Concepção metafísica da vida situada em posição intermediária entre materialismo e espiritualismo, o vitalismo remonta às origens mais remotas das doutrinas filosóficas gregas.

O vitalismo é uma doutrina que considera haver em cada indivíduo um princípio vital que, por energia própria, gera a vida. Não redutível à alma ou à mente, a força vital é peculiar aos organismos vivos e difere de todas as outras forças encontradas fora das coisas vivas. Controla o desenvolvimento, a forma do organismo e a direção de suas atividades. A doutrina opõe-se ao mecanicismo e ao organicismo; rejeita a possibilidade de reduzir o orgânico ao inorgânico, isto é, afirma que os processos biológicos ou orgânicos são irredutíveis aos simples fenômenos bioquímicos que neles ocorrem ou lhes são concomitantes. Esses processos explicam-se pela presença de um princípio vital ou enteléquia.

Para os gregos, o princípio vital seria distinto não só da alma pensante como das propriedades físico-químicas do organismo. Esse conceito expressa-se no dualismo de Pitágoras e Aristóteles, que distingue a psyché ou princípio vital, irracional e vegetativo, que rege os fenômenos da vida, e o nous, a alma, responsável pela razão e exclusivo da espécie humana.

As teorias vitalistas ressurgiram no Renascimento com Paracelso. Sob forma científica moderna, o vitalismo teve expressão na escola de Montpellier, no século XVIII, na qual se destacaram Théophile de Bordeu e Paul Joseph Barthez. Consideravam os fenômenos vitais como efeitos imediatos de uma força sem similar fora dos organismos vivos.
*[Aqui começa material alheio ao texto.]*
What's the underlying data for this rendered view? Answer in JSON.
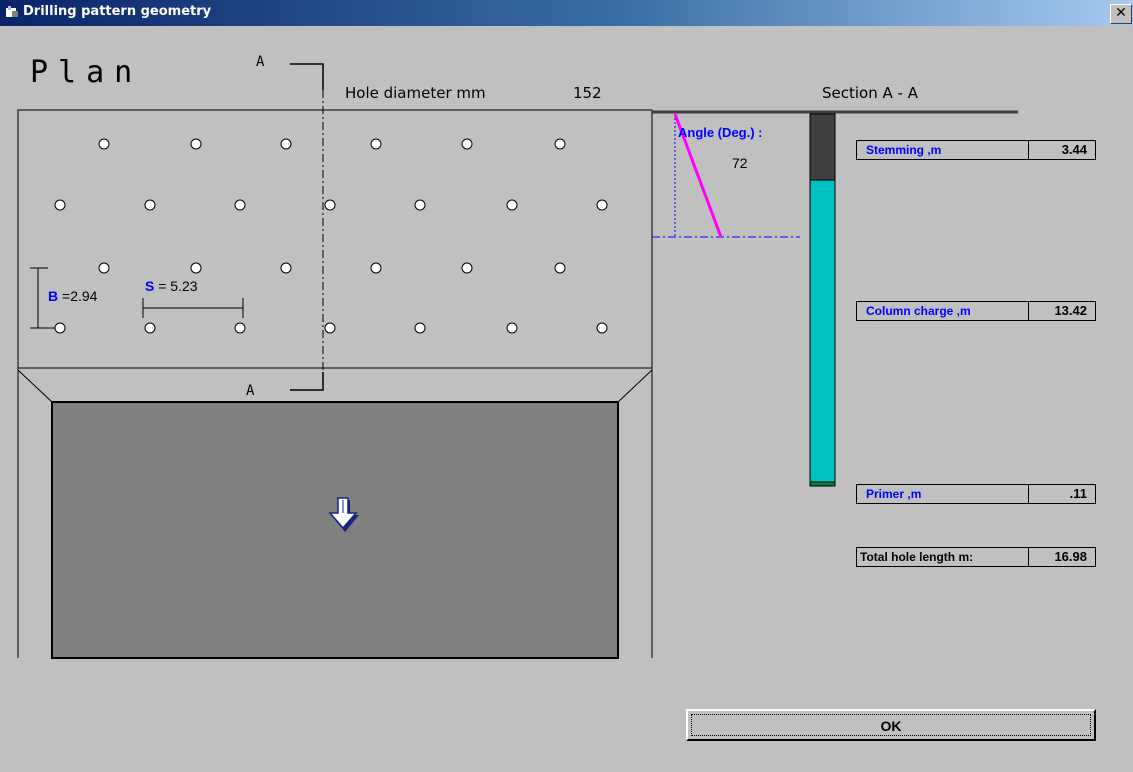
{
  "window": {
    "title": "Drilling pattern geometry",
    "close_glyph": "✕"
  },
  "plan": {
    "title": "Plan",
    "section_marker_top": "A",
    "section_marker_bottom": "A",
    "hole_diameter_label": "Hole diameter  mm",
    "hole_diameter_value": "152",
    "burden_name": "B",
    "burden_value": "=2.94",
    "spacing_name": "S",
    "spacing_value": "= 5.23"
  },
  "section": {
    "title": "Section  A - A",
    "angle_label": "Angle (Deg.) :",
    "angle_value": "72",
    "fields": [
      {
        "label": "Stemming ,m",
        "value": "3.44"
      },
      {
        "label": "Column charge ,m",
        "value": "13.42"
      },
      {
        "label": "Primer ,m",
        "value": ".11"
      },
      {
        "label": "Total hole length m:",
        "value": "16.98"
      }
    ]
  },
  "buttons": {
    "ok_label": "OK"
  },
  "colors": {
    "stemming": "#404040",
    "charge": "#00c0c0",
    "primer": "#008040",
    "angle_line": "#ff00ff",
    "field_label": "#0000ff",
    "viewport": "#808080",
    "arrow": "#1a237e"
  },
  "icons": {
    "title": "app-icon",
    "arrow": "down-arrow-icon",
    "close": "close-icon"
  }
}
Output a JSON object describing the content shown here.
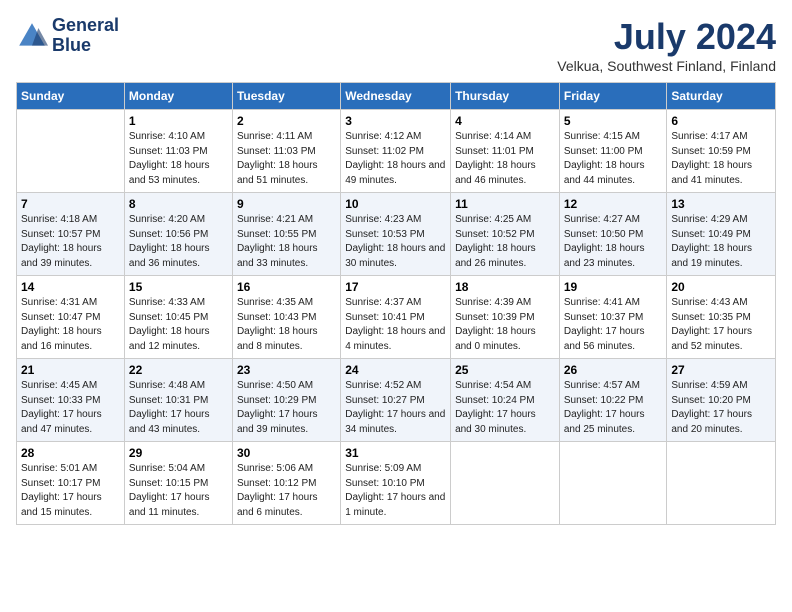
{
  "header": {
    "logo_line1": "General",
    "logo_line2": "Blue",
    "month": "July 2024",
    "location": "Velkua, Southwest Finland, Finland"
  },
  "weekdays": [
    "Sunday",
    "Monday",
    "Tuesday",
    "Wednesday",
    "Thursday",
    "Friday",
    "Saturday"
  ],
  "weeks": [
    [
      {
        "day": "",
        "info": ""
      },
      {
        "day": "1",
        "info": "Sunrise: 4:10 AM\nSunset: 11:03 PM\nDaylight: 18 hours\nand 53 minutes."
      },
      {
        "day": "2",
        "info": "Sunrise: 4:11 AM\nSunset: 11:03 PM\nDaylight: 18 hours\nand 51 minutes."
      },
      {
        "day": "3",
        "info": "Sunrise: 4:12 AM\nSunset: 11:02 PM\nDaylight: 18 hours\nand 49 minutes."
      },
      {
        "day": "4",
        "info": "Sunrise: 4:14 AM\nSunset: 11:01 PM\nDaylight: 18 hours\nand 46 minutes."
      },
      {
        "day": "5",
        "info": "Sunrise: 4:15 AM\nSunset: 11:00 PM\nDaylight: 18 hours\nand 44 minutes."
      },
      {
        "day": "6",
        "info": "Sunrise: 4:17 AM\nSunset: 10:59 PM\nDaylight: 18 hours\nand 41 minutes."
      }
    ],
    [
      {
        "day": "7",
        "info": "Sunrise: 4:18 AM\nSunset: 10:57 PM\nDaylight: 18 hours\nand 39 minutes."
      },
      {
        "day": "8",
        "info": "Sunrise: 4:20 AM\nSunset: 10:56 PM\nDaylight: 18 hours\nand 36 minutes."
      },
      {
        "day": "9",
        "info": "Sunrise: 4:21 AM\nSunset: 10:55 PM\nDaylight: 18 hours\nand 33 minutes."
      },
      {
        "day": "10",
        "info": "Sunrise: 4:23 AM\nSunset: 10:53 PM\nDaylight: 18 hours\nand 30 minutes."
      },
      {
        "day": "11",
        "info": "Sunrise: 4:25 AM\nSunset: 10:52 PM\nDaylight: 18 hours\nand 26 minutes."
      },
      {
        "day": "12",
        "info": "Sunrise: 4:27 AM\nSunset: 10:50 PM\nDaylight: 18 hours\nand 23 minutes."
      },
      {
        "day": "13",
        "info": "Sunrise: 4:29 AM\nSunset: 10:49 PM\nDaylight: 18 hours\nand 19 minutes."
      }
    ],
    [
      {
        "day": "14",
        "info": "Sunrise: 4:31 AM\nSunset: 10:47 PM\nDaylight: 18 hours\nand 16 minutes."
      },
      {
        "day": "15",
        "info": "Sunrise: 4:33 AM\nSunset: 10:45 PM\nDaylight: 18 hours\nand 12 minutes."
      },
      {
        "day": "16",
        "info": "Sunrise: 4:35 AM\nSunset: 10:43 PM\nDaylight: 18 hours\nand 8 minutes."
      },
      {
        "day": "17",
        "info": "Sunrise: 4:37 AM\nSunset: 10:41 PM\nDaylight: 18 hours\nand 4 minutes."
      },
      {
        "day": "18",
        "info": "Sunrise: 4:39 AM\nSunset: 10:39 PM\nDaylight: 18 hours\nand 0 minutes."
      },
      {
        "day": "19",
        "info": "Sunrise: 4:41 AM\nSunset: 10:37 PM\nDaylight: 17 hours\nand 56 minutes."
      },
      {
        "day": "20",
        "info": "Sunrise: 4:43 AM\nSunset: 10:35 PM\nDaylight: 17 hours\nand 52 minutes."
      }
    ],
    [
      {
        "day": "21",
        "info": "Sunrise: 4:45 AM\nSunset: 10:33 PM\nDaylight: 17 hours\nand 47 minutes."
      },
      {
        "day": "22",
        "info": "Sunrise: 4:48 AM\nSunset: 10:31 PM\nDaylight: 17 hours\nand 43 minutes."
      },
      {
        "day": "23",
        "info": "Sunrise: 4:50 AM\nSunset: 10:29 PM\nDaylight: 17 hours\nand 39 minutes."
      },
      {
        "day": "24",
        "info": "Sunrise: 4:52 AM\nSunset: 10:27 PM\nDaylight: 17 hours\nand 34 minutes."
      },
      {
        "day": "25",
        "info": "Sunrise: 4:54 AM\nSunset: 10:24 PM\nDaylight: 17 hours\nand 30 minutes."
      },
      {
        "day": "26",
        "info": "Sunrise: 4:57 AM\nSunset: 10:22 PM\nDaylight: 17 hours\nand 25 minutes."
      },
      {
        "day": "27",
        "info": "Sunrise: 4:59 AM\nSunset: 10:20 PM\nDaylight: 17 hours\nand 20 minutes."
      }
    ],
    [
      {
        "day": "28",
        "info": "Sunrise: 5:01 AM\nSunset: 10:17 PM\nDaylight: 17 hours\nand 15 minutes."
      },
      {
        "day": "29",
        "info": "Sunrise: 5:04 AM\nSunset: 10:15 PM\nDaylight: 17 hours\nand 11 minutes."
      },
      {
        "day": "30",
        "info": "Sunrise: 5:06 AM\nSunset: 10:12 PM\nDaylight: 17 hours\nand 6 minutes."
      },
      {
        "day": "31",
        "info": "Sunrise: 5:09 AM\nSunset: 10:10 PM\nDaylight: 17 hours\nand 1 minute."
      },
      {
        "day": "",
        "info": ""
      },
      {
        "day": "",
        "info": ""
      },
      {
        "day": "",
        "info": ""
      }
    ]
  ]
}
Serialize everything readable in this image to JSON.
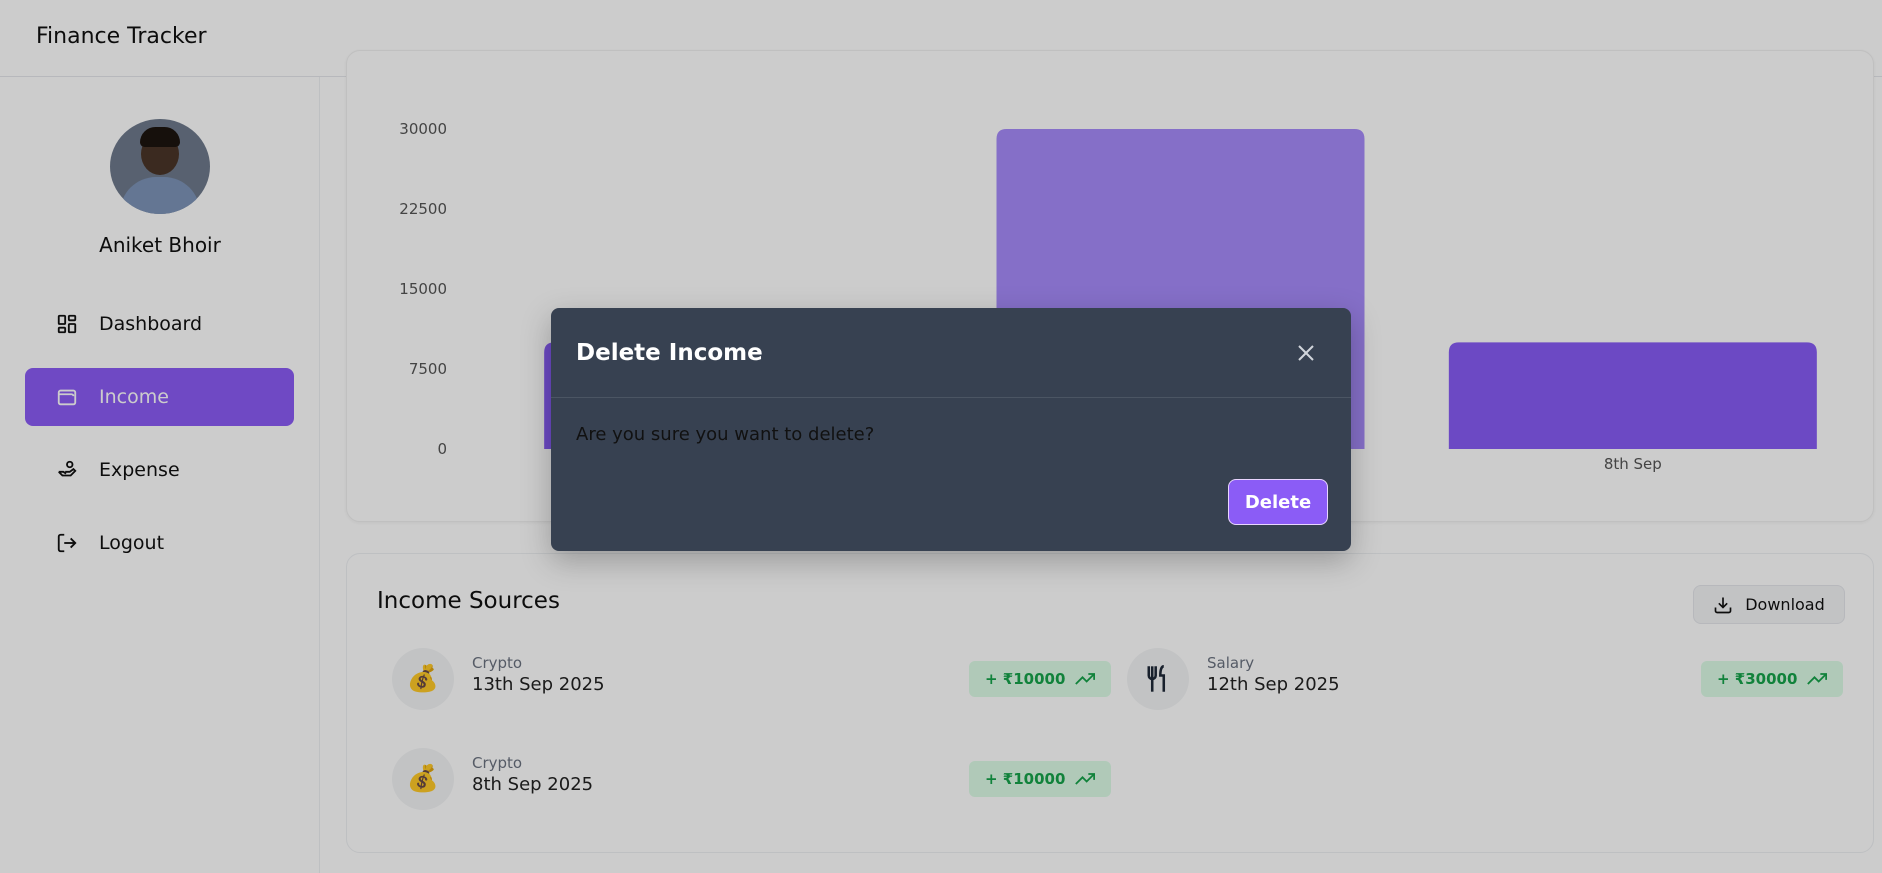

O vitalismo sofreu o primeiro grande impacto com a síntese da uréia em laboratório, em 1828, seguida de outras sínteses. Reduziu-se então à idéia de direção ao defender que a força vital apenas orienta as forças físico-químicas produtoras dos fenômenos vitais. Na epistemologia contemporânea, Claude Bernard defendeu a especificidade dos fenômenos vitais, pois a dimensão físico-química não é capaz "de harmonizar os fenômenos na ordem e na sucessão relativas especialmente aos seres vivos". A biologia tende a defender aspectos positivos do vitalismo no estudo da especificidade dos fenômenos bioquímicos.